L'Obs

L’irrésistib­le Xavier Gallais

ET D’EDWARD ALBEE, MISE EN SCÈNE DE GILBERT DÉSVEAUX. JUSQU’AU 28 JUIN, 20H30, THÉÂTRE DU ROND-POINT, PARIS-8E, RENS. : 01-44-95-98-21.

- JACQUES NERSON

Rares sont les spectacles qui laissent partagé entre des sentiments aussi contraires. Il est vrai que celuici se compose de deux textes di érents. Primo, l’une des plus célèbres pièces d’Edward Albee, « Zoo Story » (ici rebaptisée « le Zoo » par Jean-Marie Besset, qui aime à doter ses traduction­s de titres de sa façon). Secundo, « la Maison ». Alors que « le Zoo » (1958) décrit la rencontre de Peter et Jerry sur un banc de Central Park, « la Maison », créé un demi-siècle plus tard, relate la conversati­on qui a lieu entre le même Peter et son épouse, Ann, juste avant qu’il ne parte en promenade. Comme celui de Pinter, le théâtre d’Albee est un théâtre de la menace. Menace à l’américaine, moins feutrée que l’anglaise. Nul n’a oublié la violence de l’immense scène de ménage de George et Martha dans « Qui a peur de Virginia Woolf ? ». « La Maison » aussi est une scène de ménage, mais on en comprend mal l’enjeu. Ce qu’Ann reproche à son mari ? Sa douceur, sa tendresse, le respect qu’il lui témoigne. Elle voudrait que l’ange démuselle la bête, réveille le cochon qui sommeille en lui. En fait, Ann est heureuse en ménage. Or, chez certaines gens, le bonheur est le début de l’ennui. Aussi bien, on n’arrive pas à la plaindre. C’est un peu de la faute du metteur en scène, Gilbert Désveaux, qui de bout en bout enferme Fabienne Périneau dans la maussaderi­e, alors qu’Ann n’est pas tout à fait sans humour.

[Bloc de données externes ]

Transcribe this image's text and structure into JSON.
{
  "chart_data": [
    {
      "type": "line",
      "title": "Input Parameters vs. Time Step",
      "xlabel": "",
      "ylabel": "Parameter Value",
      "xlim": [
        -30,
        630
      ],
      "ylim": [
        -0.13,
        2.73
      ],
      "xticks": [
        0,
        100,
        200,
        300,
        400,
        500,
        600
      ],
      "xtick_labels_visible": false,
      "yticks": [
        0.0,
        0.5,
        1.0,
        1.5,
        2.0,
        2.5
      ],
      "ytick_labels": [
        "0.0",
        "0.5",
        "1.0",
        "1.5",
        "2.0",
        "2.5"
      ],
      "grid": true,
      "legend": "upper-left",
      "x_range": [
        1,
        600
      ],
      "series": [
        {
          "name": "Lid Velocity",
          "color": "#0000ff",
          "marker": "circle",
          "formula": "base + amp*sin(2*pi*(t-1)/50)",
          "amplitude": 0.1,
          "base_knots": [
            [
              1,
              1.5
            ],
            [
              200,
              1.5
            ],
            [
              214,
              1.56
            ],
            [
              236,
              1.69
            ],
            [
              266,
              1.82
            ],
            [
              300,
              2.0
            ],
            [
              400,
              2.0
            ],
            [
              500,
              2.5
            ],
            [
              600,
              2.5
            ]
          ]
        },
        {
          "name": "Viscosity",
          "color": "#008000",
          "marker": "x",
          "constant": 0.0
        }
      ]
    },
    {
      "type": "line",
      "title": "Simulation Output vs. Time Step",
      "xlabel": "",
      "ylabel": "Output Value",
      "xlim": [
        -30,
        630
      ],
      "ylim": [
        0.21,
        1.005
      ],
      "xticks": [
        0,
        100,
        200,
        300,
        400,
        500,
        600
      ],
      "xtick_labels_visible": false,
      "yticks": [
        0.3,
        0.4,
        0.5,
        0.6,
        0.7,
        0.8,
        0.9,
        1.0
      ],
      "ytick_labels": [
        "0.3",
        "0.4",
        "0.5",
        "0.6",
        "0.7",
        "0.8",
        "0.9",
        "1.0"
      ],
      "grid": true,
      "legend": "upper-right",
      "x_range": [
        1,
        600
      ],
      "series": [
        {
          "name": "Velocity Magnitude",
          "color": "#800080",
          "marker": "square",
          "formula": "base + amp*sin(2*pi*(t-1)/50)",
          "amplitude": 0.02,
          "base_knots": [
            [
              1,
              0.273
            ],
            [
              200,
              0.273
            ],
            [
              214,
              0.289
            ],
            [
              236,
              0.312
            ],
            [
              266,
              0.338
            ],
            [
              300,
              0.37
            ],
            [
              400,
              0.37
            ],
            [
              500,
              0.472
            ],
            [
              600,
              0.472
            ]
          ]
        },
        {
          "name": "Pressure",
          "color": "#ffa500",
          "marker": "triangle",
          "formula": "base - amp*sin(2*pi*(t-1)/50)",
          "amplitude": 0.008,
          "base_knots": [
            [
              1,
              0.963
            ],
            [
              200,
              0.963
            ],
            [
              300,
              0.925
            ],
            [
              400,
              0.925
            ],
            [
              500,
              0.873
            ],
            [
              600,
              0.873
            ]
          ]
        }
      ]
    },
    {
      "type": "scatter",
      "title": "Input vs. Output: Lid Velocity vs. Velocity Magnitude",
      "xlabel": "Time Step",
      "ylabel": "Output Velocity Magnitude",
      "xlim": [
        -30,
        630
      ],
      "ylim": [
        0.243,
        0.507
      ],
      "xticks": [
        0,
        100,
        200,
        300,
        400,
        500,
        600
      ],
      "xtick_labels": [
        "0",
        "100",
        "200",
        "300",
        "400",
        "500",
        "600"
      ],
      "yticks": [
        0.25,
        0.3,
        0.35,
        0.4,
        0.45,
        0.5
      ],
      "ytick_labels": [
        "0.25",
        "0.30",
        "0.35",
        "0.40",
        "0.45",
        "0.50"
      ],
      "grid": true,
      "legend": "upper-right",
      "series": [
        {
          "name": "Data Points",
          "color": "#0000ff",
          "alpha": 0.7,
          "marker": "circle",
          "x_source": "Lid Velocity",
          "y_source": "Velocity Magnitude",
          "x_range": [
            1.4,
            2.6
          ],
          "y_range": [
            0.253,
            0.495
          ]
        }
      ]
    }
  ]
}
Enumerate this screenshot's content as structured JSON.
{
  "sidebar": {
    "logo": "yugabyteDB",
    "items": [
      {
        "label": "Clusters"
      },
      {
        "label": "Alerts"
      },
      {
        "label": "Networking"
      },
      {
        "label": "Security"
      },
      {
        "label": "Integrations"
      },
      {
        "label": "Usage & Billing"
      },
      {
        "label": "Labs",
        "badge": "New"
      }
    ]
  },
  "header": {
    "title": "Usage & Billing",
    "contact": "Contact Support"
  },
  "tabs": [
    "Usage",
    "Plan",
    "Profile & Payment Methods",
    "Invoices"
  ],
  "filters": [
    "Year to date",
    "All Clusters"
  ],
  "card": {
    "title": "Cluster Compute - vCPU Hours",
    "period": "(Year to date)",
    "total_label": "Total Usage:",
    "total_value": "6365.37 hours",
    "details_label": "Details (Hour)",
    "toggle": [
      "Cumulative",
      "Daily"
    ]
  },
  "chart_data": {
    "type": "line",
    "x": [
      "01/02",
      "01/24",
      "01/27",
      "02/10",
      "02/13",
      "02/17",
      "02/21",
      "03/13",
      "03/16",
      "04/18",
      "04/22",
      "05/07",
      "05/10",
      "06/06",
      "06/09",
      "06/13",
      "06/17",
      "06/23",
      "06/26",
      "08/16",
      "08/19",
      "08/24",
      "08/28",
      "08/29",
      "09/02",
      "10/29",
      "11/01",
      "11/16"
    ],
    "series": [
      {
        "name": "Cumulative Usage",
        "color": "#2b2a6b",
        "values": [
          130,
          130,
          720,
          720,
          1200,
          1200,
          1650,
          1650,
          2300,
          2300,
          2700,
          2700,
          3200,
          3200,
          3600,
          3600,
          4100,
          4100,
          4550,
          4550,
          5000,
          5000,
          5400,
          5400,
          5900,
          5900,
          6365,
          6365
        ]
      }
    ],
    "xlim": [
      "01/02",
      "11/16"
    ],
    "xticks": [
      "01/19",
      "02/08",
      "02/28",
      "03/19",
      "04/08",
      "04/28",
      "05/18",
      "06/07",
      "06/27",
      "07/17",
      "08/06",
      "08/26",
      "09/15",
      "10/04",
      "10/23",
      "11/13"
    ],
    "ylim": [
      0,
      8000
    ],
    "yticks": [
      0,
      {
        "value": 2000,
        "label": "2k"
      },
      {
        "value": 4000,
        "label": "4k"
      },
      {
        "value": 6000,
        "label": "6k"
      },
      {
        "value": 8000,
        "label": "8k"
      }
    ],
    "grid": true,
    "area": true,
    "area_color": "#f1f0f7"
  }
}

Au bout d’une heure, alors qu’on se rasait doucetteme­nt, on va se balader dans le jardin public. D’un fourré surgit Jerry, autrement dit Xavier Gallais, qui triomphait encore voici quelques jours dans « le Prince de Hombourg ». Dès lors, plus question de bâiller. Pourtant le rôle est cassegueul­e. On verse vite dans le cliché quand on représente les détraqués, avec leurs éternels tics nerveux. Séduisant et répugnant, caressant et dangereux, Xavier Gallais déjoue le piège du pittoresqu­e. Il fascine Peter (et le spectateur) comme le serpent fascine sa proie. Son ascendant est irrésistib­le. On conseiller­ait volontiers de renoncer à la visite de « la Maison » pour se rendre directemen­t au « Zoo », mais il n’y a pas d’entracte. Pas moyen d’entrer en douce. Xavier Gallais, acteur d’exception, mérite de prendre son mal en patience.